Amsterdam is a diverse, vibrant global city. Like all big cities, it faces enormous challenges in terms of overcrowding, congestion, crime, affordable housing, access to schooling and childcare, and so on. However, some people do not like the city Amsterdam has become and feel like they cannot voice their discontent openly without being branded a racist. What is the best way to respond to this charge?

Curious to know more about free speech, political correctness and the debate over refugees? We’ve put together some facts and figures in the infographic below (click for a bigger version).

What do our readers think? We had a comment from Bernard, who thinks that anybody worried about refugees arriving in Europe is being labelled a “racist” by the media.

To get a response, we put Bernard’s comment to a Dutch journalist, Stéphane Alonso, who is the Foreign Affairs Editor for the popular newspaper NRC Handelsblad. What would he say to Bernard?

No, I don’t think so. Worries about refugees and more specifically about uncontrolled, chaotic migration towards Europe like in 2015 are treated very seriously in general. A lot of politicians, from all political colours, show a lot of understanding for the worries of citizens about certain trends and developments. In the Netherlands, a small and densely populated country, politicians ordered research on demographic trends for the coming decades, to see what policy and social implications these trends will have. So, there is a strong desire to take worries seriously and not simply label them as ‘racist’. At the same time the public debate about refugees and migration can quickly turn ugly and, yes, whenever this happens racism is never far away. There is a tendency, in some countries more than in others, to dehumanise refugees, which in my opinion is always worrying.

Next up, we had a comment sent in from a US reader (and Trump supporter) called Cheryl. She says that by the end of Barrack Obama’s presidency, she was genuinely worried about expressing her views in public. Then came the 2016 Election, and the rise of a candidate she saw as a brash, “totally un-PC guy” that she could tell “truly loves his country”. Unexpectedly, Trump won the election, and when she sees the media criticise him and his supporters because of their views and actions, she just likes him more.

To get a reaction, we put Cheryl’s comment to Casper Van der Heijden, Founding Director of the Sharing Perspectives Foundation, a Dutch NGO that works to “initiate, stimulate and facilitate international and intercultural dialogue and collaboration”. What would he say to Cheryl?

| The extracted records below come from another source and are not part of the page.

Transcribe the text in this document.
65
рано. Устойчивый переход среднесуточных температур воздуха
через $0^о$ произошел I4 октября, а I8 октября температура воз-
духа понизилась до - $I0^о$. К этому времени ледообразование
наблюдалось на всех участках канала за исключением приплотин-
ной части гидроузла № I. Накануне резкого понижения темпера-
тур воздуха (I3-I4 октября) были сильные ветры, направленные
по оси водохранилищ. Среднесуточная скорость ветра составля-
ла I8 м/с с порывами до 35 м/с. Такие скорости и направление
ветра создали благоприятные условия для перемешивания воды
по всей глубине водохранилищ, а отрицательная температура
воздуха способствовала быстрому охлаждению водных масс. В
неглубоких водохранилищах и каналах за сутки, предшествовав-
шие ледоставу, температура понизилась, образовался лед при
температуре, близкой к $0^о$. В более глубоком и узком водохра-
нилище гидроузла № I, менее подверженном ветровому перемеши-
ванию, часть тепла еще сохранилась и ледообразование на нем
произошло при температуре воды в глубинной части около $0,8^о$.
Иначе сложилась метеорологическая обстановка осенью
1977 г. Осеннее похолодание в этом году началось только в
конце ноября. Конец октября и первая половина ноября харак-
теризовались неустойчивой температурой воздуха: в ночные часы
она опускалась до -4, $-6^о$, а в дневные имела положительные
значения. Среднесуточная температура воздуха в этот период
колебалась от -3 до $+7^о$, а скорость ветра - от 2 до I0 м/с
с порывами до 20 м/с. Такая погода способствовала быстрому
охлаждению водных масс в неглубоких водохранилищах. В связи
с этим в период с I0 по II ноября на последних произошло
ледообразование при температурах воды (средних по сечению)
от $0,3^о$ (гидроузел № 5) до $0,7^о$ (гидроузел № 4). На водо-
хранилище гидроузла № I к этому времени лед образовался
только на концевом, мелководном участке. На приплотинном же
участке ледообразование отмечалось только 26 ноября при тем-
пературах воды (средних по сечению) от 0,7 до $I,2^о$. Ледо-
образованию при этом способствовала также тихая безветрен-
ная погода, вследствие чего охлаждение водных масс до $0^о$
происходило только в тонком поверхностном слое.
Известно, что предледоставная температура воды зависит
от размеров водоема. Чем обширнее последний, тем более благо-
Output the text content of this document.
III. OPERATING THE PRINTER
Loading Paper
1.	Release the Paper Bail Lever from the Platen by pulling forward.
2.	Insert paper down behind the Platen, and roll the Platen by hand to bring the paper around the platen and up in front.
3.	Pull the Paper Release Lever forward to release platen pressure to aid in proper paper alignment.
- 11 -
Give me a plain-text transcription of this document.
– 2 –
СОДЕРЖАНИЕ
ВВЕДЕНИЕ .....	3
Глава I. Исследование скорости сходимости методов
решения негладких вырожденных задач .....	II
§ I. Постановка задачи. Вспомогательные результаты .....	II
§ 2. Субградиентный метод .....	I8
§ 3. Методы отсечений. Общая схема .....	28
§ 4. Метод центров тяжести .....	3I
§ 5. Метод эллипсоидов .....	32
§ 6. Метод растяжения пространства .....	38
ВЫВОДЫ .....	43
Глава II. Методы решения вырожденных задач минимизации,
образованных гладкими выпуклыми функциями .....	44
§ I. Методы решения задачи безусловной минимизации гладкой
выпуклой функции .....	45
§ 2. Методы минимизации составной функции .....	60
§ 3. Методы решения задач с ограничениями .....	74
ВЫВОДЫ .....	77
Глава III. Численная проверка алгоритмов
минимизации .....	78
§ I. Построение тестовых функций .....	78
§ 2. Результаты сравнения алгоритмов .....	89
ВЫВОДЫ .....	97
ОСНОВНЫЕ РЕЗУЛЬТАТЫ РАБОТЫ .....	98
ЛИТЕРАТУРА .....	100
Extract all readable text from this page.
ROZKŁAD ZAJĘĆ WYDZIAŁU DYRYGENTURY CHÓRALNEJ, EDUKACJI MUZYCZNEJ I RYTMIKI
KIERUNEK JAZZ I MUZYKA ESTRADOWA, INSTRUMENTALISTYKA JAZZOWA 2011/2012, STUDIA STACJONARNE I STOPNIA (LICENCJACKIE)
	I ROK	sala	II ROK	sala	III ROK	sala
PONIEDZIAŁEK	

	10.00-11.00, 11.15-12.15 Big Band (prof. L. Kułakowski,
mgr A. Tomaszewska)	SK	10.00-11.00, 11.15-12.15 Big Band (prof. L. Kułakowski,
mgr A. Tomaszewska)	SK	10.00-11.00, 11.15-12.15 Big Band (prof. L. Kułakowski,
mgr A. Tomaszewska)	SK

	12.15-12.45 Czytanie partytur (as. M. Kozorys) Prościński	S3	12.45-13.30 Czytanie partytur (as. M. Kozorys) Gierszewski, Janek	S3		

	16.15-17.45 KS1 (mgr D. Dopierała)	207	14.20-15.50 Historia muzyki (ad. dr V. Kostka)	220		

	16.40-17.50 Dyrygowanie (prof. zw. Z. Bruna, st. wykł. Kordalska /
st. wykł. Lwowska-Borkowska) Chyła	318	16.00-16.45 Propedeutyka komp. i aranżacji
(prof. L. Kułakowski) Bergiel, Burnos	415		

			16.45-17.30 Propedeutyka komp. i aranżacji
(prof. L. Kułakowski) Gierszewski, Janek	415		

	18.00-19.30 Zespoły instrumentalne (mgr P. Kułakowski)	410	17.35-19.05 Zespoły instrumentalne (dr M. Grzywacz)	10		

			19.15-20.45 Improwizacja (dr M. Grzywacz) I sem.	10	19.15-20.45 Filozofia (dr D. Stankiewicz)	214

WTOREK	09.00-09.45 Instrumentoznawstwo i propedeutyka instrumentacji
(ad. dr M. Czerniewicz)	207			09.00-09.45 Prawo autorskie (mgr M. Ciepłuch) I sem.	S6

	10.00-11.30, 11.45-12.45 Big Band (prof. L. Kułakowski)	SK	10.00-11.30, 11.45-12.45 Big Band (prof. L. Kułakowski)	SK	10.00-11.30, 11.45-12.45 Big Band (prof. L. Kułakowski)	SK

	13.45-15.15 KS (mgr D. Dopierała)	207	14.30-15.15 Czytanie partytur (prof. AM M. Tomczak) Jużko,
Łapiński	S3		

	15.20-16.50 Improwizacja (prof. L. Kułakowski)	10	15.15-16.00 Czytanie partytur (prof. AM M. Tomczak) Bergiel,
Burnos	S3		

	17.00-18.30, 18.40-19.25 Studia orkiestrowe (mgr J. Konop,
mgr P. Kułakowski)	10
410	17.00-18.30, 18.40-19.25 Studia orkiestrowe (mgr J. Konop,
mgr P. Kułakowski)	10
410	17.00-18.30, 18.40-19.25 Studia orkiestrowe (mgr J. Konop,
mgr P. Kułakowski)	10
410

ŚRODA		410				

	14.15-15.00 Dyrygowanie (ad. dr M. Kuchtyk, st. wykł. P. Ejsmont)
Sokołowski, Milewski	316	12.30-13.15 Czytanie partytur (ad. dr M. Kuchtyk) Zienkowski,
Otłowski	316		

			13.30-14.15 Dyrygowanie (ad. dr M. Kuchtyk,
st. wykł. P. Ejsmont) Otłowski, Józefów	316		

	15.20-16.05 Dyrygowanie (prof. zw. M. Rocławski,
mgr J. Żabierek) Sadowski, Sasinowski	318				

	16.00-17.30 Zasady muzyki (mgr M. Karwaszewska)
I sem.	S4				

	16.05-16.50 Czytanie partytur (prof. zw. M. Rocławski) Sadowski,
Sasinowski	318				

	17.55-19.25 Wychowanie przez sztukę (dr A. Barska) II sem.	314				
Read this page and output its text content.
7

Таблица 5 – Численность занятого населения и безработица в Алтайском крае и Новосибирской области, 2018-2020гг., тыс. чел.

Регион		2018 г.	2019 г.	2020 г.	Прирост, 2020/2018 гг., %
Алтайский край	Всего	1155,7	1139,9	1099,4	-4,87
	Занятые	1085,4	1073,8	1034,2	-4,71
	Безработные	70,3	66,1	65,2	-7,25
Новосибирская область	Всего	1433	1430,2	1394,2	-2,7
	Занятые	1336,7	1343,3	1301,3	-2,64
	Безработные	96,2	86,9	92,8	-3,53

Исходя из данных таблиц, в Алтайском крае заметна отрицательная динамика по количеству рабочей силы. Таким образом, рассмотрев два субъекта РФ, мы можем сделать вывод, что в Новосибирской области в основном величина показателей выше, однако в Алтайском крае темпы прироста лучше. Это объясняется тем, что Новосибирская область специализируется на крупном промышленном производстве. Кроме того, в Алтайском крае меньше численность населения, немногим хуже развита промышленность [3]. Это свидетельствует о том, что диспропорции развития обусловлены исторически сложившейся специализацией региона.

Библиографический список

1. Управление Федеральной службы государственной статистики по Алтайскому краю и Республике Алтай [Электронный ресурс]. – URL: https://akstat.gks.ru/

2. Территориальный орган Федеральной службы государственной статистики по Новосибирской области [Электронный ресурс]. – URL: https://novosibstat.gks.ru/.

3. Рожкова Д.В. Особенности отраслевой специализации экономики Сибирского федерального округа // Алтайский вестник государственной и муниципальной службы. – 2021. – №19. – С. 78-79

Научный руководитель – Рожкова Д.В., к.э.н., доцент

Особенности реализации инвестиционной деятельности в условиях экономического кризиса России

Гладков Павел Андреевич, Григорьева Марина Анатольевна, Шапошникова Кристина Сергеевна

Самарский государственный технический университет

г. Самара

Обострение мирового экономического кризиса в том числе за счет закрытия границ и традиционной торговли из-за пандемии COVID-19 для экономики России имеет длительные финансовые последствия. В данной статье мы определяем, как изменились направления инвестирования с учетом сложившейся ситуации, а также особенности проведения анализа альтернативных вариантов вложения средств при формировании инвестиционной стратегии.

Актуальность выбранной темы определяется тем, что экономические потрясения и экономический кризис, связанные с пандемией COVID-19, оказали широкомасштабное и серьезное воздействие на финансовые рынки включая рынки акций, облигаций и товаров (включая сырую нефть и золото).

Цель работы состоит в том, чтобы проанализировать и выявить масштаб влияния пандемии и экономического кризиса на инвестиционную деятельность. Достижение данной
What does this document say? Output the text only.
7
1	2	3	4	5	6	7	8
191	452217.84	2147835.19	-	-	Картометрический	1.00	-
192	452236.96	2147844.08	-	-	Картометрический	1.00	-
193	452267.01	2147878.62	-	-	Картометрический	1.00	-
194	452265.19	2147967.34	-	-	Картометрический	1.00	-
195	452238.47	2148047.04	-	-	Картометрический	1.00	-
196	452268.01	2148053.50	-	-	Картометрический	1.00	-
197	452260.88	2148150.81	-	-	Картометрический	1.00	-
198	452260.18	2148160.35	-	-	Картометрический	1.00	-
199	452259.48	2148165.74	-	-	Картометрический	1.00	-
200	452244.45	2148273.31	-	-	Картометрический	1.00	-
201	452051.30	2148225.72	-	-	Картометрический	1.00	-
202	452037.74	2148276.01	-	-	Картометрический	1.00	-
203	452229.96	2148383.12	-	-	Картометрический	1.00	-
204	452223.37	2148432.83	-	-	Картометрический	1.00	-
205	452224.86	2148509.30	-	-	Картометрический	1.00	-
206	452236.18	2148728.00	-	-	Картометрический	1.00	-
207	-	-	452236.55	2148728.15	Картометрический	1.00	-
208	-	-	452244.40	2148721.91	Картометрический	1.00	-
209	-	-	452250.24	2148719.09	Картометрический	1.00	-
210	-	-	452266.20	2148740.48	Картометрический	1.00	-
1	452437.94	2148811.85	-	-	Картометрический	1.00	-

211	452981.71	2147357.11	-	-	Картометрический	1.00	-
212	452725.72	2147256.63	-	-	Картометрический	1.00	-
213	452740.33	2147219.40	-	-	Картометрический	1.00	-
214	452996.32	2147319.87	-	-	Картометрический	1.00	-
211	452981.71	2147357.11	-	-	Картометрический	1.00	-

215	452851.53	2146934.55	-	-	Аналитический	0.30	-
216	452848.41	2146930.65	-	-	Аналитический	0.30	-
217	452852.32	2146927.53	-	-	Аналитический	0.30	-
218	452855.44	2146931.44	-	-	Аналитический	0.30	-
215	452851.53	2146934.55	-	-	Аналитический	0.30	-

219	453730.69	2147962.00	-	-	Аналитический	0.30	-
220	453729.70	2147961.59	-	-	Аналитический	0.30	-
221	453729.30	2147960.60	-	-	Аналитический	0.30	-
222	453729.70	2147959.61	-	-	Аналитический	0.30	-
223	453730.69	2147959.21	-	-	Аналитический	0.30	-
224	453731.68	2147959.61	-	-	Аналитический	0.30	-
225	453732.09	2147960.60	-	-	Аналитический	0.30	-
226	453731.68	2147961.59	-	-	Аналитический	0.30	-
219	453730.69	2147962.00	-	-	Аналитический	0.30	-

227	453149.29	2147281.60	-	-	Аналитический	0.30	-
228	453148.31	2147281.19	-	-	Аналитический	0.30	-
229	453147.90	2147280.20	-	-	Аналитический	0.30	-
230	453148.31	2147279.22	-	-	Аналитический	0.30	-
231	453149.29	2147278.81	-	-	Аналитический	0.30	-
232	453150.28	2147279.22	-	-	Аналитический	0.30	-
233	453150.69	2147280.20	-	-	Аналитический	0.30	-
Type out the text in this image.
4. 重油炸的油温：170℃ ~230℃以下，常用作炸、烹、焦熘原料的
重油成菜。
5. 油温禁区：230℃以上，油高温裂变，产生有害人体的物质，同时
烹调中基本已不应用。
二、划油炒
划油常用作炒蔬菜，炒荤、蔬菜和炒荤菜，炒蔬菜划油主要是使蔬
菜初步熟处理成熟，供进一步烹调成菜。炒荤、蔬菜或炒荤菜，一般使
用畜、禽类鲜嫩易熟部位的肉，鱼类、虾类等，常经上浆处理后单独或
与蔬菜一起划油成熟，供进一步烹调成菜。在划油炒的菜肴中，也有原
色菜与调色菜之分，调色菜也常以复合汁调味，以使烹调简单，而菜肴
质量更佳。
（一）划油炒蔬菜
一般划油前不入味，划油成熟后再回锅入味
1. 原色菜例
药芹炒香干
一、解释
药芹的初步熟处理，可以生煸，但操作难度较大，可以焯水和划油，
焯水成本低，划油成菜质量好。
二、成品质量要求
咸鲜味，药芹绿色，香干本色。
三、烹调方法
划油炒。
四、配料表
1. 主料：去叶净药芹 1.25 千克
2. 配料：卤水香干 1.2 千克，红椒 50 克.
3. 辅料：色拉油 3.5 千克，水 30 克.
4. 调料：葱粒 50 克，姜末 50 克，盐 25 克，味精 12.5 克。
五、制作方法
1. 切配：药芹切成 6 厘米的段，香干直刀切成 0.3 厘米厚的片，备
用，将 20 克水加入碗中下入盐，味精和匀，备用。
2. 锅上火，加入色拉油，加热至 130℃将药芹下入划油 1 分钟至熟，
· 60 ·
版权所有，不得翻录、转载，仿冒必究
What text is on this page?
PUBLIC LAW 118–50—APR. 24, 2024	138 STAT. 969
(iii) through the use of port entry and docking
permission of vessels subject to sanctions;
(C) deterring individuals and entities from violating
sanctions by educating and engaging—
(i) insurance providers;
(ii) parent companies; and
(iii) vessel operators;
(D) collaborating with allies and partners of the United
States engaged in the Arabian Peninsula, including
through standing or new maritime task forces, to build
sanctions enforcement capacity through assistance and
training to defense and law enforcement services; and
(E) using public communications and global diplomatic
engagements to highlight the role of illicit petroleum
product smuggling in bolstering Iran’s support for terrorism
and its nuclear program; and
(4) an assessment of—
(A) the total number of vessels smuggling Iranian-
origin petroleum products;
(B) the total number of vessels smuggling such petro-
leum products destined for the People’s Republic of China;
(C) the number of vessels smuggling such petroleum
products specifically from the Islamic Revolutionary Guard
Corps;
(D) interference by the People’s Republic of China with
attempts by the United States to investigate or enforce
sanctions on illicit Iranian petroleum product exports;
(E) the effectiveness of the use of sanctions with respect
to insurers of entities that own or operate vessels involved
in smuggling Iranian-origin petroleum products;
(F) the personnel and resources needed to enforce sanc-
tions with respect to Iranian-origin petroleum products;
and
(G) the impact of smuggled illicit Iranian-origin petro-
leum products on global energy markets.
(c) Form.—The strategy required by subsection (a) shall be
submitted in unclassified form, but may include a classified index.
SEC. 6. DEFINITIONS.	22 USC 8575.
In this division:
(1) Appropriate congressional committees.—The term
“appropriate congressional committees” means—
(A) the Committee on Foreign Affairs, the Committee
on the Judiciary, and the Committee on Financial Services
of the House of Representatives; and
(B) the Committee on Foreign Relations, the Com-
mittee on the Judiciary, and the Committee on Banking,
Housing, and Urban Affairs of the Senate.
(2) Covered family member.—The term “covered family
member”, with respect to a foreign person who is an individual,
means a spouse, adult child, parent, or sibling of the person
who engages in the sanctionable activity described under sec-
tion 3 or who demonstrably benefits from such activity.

I’m not sure if her freedom of speech was under threat or whether that was her emotion. It seems that she really didn’t feel able to put her thoughts and opinions out when Obama was the President. She didn’t feel represented, probably. She didn’t feel part of the political establishment and felt left out because her opinions were different than, maybe, the progressive left or Obama. Now when somebody rises to power – Trump – that is less politically correct, there she really feels heard, feels represented and is part of that political system again. So I can imagine that, if then, people criticise Trump for not being politically correct, she recognises what she felt in the time of Obama. I think, in that sense, looking at that specifically, the fact Trump now creates representation at the political level for those who didn’t feel represented is very positive. It’s hard to judge Trump; it’s early in his presidency. I think we need to value somebody on more than just their words, but also their actions. We have to wait and see what comes out of it.

I think it’s hard to compare it to the Netherlands, in a way, because the political system in the Netherlands is so different, with a multiparty system and multiple parties that need to govern. What I do see is that in the early 2000s, we had a shift in the Netherlands away from politically correct debate. First with Pim Fortuyn rising in the polls. He was about to win the elections and then got killed by an extreme leftist. After that, we saw the rise of Geert Wilders, known to a lot of people, who is also very ‘politically incorrect,’ if you wish. He has a steady 10-to-15% of the Parliament vote over the past 10-15 years. It’s clear that he represents a certain part of the electorate that doesn’t feel represented. In his first election, I believe a large part of his voters were people that never voted before. So there is that element of represent that I think is fair. If we all try to continue to have these polished, politically correct debates, we’re excluding people we shouldn’t be excluding.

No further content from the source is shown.